Psychoanalytische Sozialpsychologie ist eine Sozial- und Kulturwissenschaft, die grundlegende philosophische Fragen der menschlichen Existenz reflektiert. Ihr Interesse gilt der Form und Genese der menschlichen Innenwelt im Verhältnis zu gesellschaftlichen Machtverhältnissen und kulturellen Mustern. Das Besondere an dieser Ausrichtung ist, dass sie die intrapsychische Dimension wie auch die gesellschaftliche Dimension in einem dialektischen Zusammenhang reflektiert und dabei einen Fokus nicht nur auf Fragen der Macht und Herrschaft legt, sondern auch die Dimension der Leiblichkeit und des Unbewussten in das Zentrum der Analyse stellt.
Als Psychologie, welche die historische Entstehung und gesellschaftliche Ausformung der menschlichen Psyche untersucht, ist sie notwendig interdisziplinär und steht gegenstandsbezogen im regen Austausch mit anderen Disziplinen, Ansätzen, Theorien und Methoden. Die psychoanalytische Sozialpsychologie ist eine empirische Wissenschaft, die mit psychoanalytischen Interpretationsmethoden, wie der Tiefenhermeneutik, auch über eigene Methoden qualitativer Sozialforschung verfügt. Sie ist zugleich eine theoretische Wissenschaft: Mit den psychoanalytischen Begriffen, die sie weiterentwickelt und diskutiert, geht es ihr um ein Verständnis der Herausbildung historisch spezifischer Existenzweisen. Dabei wird die Psyche individualgeschichtlich und sozialhistorisch als Gewordenes und Prozesshaftes verstanden.

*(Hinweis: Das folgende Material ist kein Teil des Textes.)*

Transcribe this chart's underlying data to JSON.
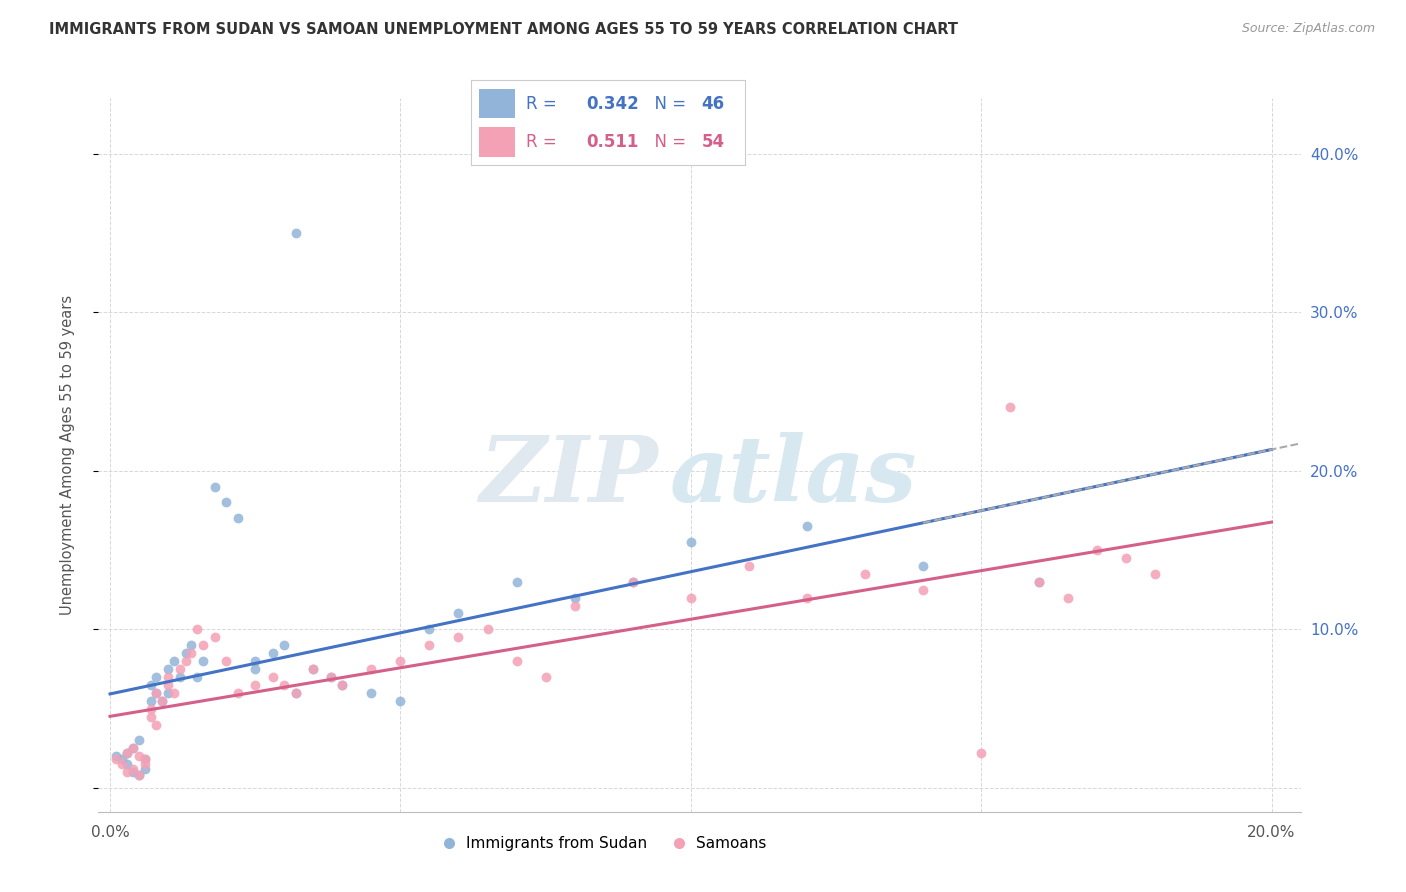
{
  "title": "IMMIGRANTS FROM SUDAN VS SAMOAN UNEMPLOYMENT AMONG AGES 55 TO 59 YEARS CORRELATION CHART",
  "source": "Source: ZipAtlas.com",
  "ylabel": "Unemployment Among Ages 55 to 59 years",
  "xlim": [
    -0.002,
    0.205
  ],
  "ylim": [
    -0.015,
    0.435
  ],
  "series1_color": "#92b4d8",
  "series2_color": "#f4a0b5",
  "series1_label": "Immigrants from Sudan",
  "series2_label": "Samoans",
  "R1": 0.342,
  "N1": 46,
  "R2": 0.511,
  "N2": 54,
  "line1_color": "#4472c4",
  "line2_color": "#d4608a",
  "watermark_zip": "ZIP",
  "watermark_atlas": "atlas",
  "background_color": "#ffffff",
  "grid_color": "#d8d8d8",
  "right_axis_color": "#4472c4",
  "sudan_x": [
    0.001,
    0.002,
    0.003,
    0.003,
    0.004,
    0.004,
    0.005,
    0.005,
    0.006,
    0.006,
    0.007,
    0.007,
    0.008,
    0.008,
    0.009,
    0.01,
    0.01,
    0.011,
    0.012,
    0.013,
    0.014,
    0.015,
    0.016,
    0.018,
    0.02,
    0.022,
    0.025,
    0.025,
    0.028,
    0.03,
    0.032,
    0.035,
    0.038,
    0.04,
    0.032,
    0.045,
    0.05,
    0.055,
    0.06,
    0.07,
    0.08,
    0.09,
    0.1,
    0.12,
    0.14,
    0.16
  ],
  "sudan_y": [
    0.02,
    0.018,
    0.022,
    0.015,
    0.025,
    0.01,
    0.008,
    0.03,
    0.012,
    0.018,
    0.055,
    0.065,
    0.06,
    0.07,
    0.055,
    0.075,
    0.06,
    0.08,
    0.07,
    0.085,
    0.09,
    0.07,
    0.08,
    0.19,
    0.18,
    0.17,
    0.08,
    0.075,
    0.085,
    0.09,
    0.35,
    0.075,
    0.07,
    0.065,
    0.06,
    0.06,
    0.055,
    0.1,
    0.11,
    0.13,
    0.12,
    0.13,
    0.155,
    0.165,
    0.14,
    0.13
  ],
  "samoan_x": [
    0.001,
    0.002,
    0.003,
    0.003,
    0.004,
    0.004,
    0.005,
    0.005,
    0.006,
    0.006,
    0.007,
    0.007,
    0.008,
    0.008,
    0.009,
    0.01,
    0.01,
    0.011,
    0.012,
    0.013,
    0.014,
    0.015,
    0.016,
    0.018,
    0.02,
    0.022,
    0.025,
    0.028,
    0.03,
    0.032,
    0.035,
    0.038,
    0.04,
    0.045,
    0.05,
    0.055,
    0.06,
    0.065,
    0.07,
    0.075,
    0.08,
    0.09,
    0.1,
    0.11,
    0.12,
    0.13,
    0.14,
    0.15,
    0.155,
    0.16,
    0.165,
    0.17,
    0.175,
    0.18
  ],
  "samoan_y": [
    0.018,
    0.015,
    0.022,
    0.01,
    0.012,
    0.025,
    0.008,
    0.02,
    0.015,
    0.018,
    0.05,
    0.045,
    0.04,
    0.06,
    0.055,
    0.065,
    0.07,
    0.06,
    0.075,
    0.08,
    0.085,
    0.1,
    0.09,
    0.095,
    0.08,
    0.06,
    0.065,
    0.07,
    0.065,
    0.06,
    0.075,
    0.07,
    0.065,
    0.075,
    0.08,
    0.09,
    0.095,
    0.1,
    0.08,
    0.07,
    0.115,
    0.13,
    0.12,
    0.14,
    0.12,
    0.135,
    0.125,
    0.022,
    0.24,
    0.13,
    0.12,
    0.15,
    0.145,
    0.135
  ]
}
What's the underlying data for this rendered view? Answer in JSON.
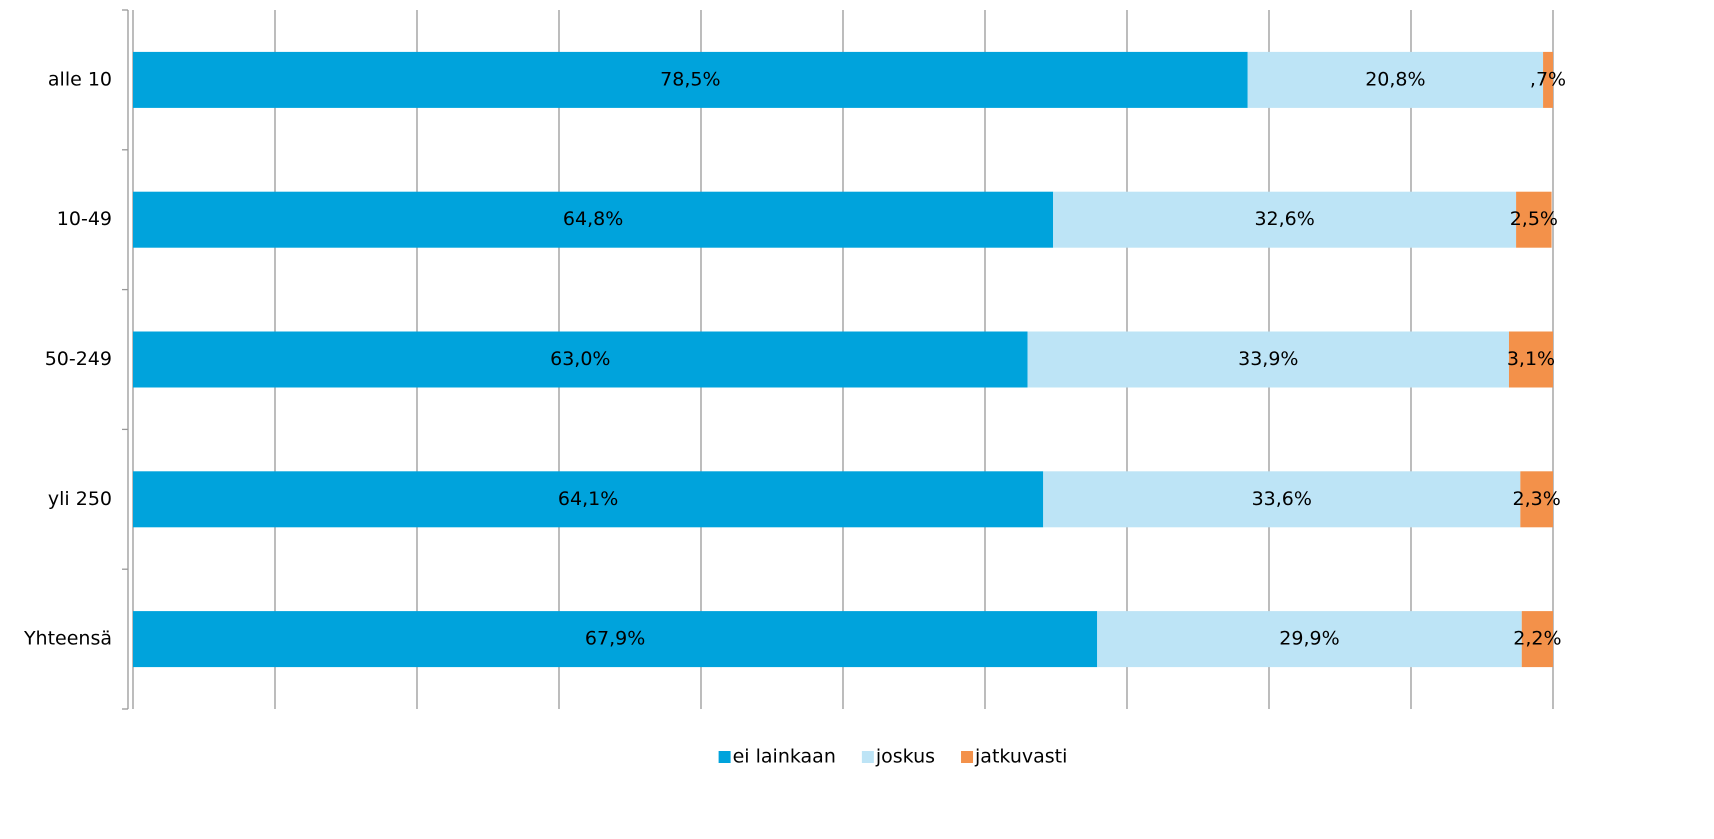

Psychoanalytische Sozialpsychologie ist macht‑, herrschafts- und ideologiekritisch, da sie gesellschaftlich verursachtes Leiden untersucht und dabei Partei für die Menschen ergreift, auf deren Anspruch auf ein besseres Leben beharrt und sich dagegen wehrt, aus individuellem Elend eine Privatsache zu machen. Jenes Leiden gilt ihr als Auswuchs einer Gesellschaft, die nicht im Sinne der Menschen eingerichtet ist und als Zeugnis davon, dass menschliche Bedürfnisse nicht gänzlich in gesellschaftlicher Konformität aufgehen. In diesem Sinne folgt sie Adornos Beobachtung: „So sehr die Individuen Produkte des gesellschaftlichen Ganzen sind, so sehr treten sie als solche Produkte notwendig zum Ganzen in Widerspruch.“
Die psychoanalytische Sozialpsychologie hat eine lange und wechselvolle Geschichte: Sie hat ihren Ursprung in den subjekt- und kulturtheoretischen Schriften Freuds, erlebte ihre erste „Blüte“ angesichts einer kritischen Auseinandersetzung mit dem aufkommenden Nationalsozialismus in der frühen Kritischen Theorie in den 1920er und 1930er Jahren. In einer zweiten Hochphase wurden diese Ansätze in den 1960er und 1970er Jahren im Gefolge des kulturellen und politischen Aufbruchs
um „1968“ und den anschließenden „Neuen Sozialen Bewegungen“ mit großer Resonanz in der Öffentlichkeit wieder aufgegriffen und weiterentwickelt. Nach einer Phase zwischenzeitlicher Stille um diese Ansätze zumindest im deutschsprachigen Raum werden psychoanalytische Theorien und psychoanalytisch orientierte Methoden in den Kultur- und Sozialwissenschaften angesichts sich global manifestierender Krisenzusammenhänge wieder aufgegriffen, während sie in der
akademischen Psychologie kaum vertreten sind.
Auch wenn es keinen festgefügten Gegenstandsbereich der psychoanalytischen Sozialpsychologie gibt, haben sich doch einige klassische Forschungsfelder herausgebildet:
→ Nationalismus‑, Rassismus- und Antisemitismusforschung einschließlich der Untersuchung des Autoritarismus
→ Forschungen zu Geschlecht und Sexualität
→ Analysen von Ursachen und Folgen von (politischer) Gewalt
→ Sozialisations- und Enkulturationsforschung
→ Arbeit und Organisationsforschung
→ Kritische Zeitdiagnosen
Die Gesellschaft für Psychoanalytische Sozialpsychologie (GfpS) will dem Wiederaufleben psychoanalytisch-sozialpsychologischer Diskussionen einen organisatorischen Rahmen bieten und die Vernetzung erleichtern. Sie ist offen für alle, die ein Interesse daran haben, sich mit psychoanalytisch-sozialpsychologischer Theorie und Praxis auseinanderzusetzen.